- Chinese: 韓企先

Standard Mandarin
- Hanyu Pinyin: Hán Qǐxīan

= Han Qixian =

Jin dynasty politician

Han Qixian was a Jin dynasty statesman and reformer. He was one of the key political figures during the reign of Emperor Xizong of Jin.

Han was originally a citizen of Liao dynasty from Yanjing(later known as Beijing). He was qualified as a Jinshi around the year of 1105 during the rule of Emperor Tianzuo of Liao. His family served Liao for generations. He himself was a descendant of Han Zhigu who was one of the founding members of Liao.

The first Jurchen conquest(12 century) ended the Liao dynasty. Han was then relocated to the Bureau of Military Affairs and began to serve the new ruler of Northern China. In 1128, he substituted the recently deceased Liu Zongyan as the director of Bureau of Military Affairs. In 1129, Han was appointed the left deputy director of the Department of State Affairs(尚書左僕射). However, as a native Chinese, he was not able to fully govern as a director due to the aboriginal Jurchen conventions.

In 1134, Han was summoned to Shangjing and the court of Emperor Taizong of Jin. Emperor Taizong showed his appreciation of Han's talent and authorized the establishment of administrative institutions according to the model of Song dynasty. The plan was carried out under the supervision of Han.
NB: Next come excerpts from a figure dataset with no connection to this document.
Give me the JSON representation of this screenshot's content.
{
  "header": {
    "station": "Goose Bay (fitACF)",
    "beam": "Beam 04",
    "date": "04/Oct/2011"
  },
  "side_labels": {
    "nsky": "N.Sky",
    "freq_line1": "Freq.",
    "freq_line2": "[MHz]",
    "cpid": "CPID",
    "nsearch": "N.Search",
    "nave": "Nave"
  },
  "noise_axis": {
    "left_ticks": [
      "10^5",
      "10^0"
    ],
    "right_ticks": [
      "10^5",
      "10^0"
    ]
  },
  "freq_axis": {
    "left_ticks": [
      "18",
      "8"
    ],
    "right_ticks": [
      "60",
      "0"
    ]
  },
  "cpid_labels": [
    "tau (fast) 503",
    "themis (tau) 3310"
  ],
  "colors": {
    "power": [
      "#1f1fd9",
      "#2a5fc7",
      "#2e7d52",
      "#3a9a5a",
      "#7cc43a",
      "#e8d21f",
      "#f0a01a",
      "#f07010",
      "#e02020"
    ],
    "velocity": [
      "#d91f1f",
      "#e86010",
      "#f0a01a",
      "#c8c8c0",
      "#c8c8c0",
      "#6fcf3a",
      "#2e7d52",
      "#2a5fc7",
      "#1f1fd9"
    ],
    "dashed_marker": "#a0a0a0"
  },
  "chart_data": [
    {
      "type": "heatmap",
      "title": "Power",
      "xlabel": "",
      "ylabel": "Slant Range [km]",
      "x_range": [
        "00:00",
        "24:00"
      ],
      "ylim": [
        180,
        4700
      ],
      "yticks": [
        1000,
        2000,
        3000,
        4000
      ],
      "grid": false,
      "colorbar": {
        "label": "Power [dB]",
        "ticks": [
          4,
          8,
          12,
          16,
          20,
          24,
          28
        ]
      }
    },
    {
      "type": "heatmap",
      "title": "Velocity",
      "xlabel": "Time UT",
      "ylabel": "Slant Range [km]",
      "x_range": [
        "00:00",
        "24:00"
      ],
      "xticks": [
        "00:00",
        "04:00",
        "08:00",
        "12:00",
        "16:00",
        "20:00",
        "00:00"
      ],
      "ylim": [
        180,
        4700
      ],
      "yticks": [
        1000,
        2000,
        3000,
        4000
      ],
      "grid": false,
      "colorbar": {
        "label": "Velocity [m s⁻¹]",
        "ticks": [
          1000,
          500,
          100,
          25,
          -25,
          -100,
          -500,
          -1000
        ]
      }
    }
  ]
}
In 1138, Emperor Xizong of Jin and Han Qixian started the Tianjuan reform which was designed to completely sinicize the administrative system of Jin dynasty. The old Jurchen Begile system was consequently abolished. As a result of the reform, the Jurchen led Jin dynasty began its shift from a nomadic tribal country to a Chinese dynasty.

Han died in 1146 at the age of 65. His full title was Duke Jianyi of Qiguo(齊國簡懿公).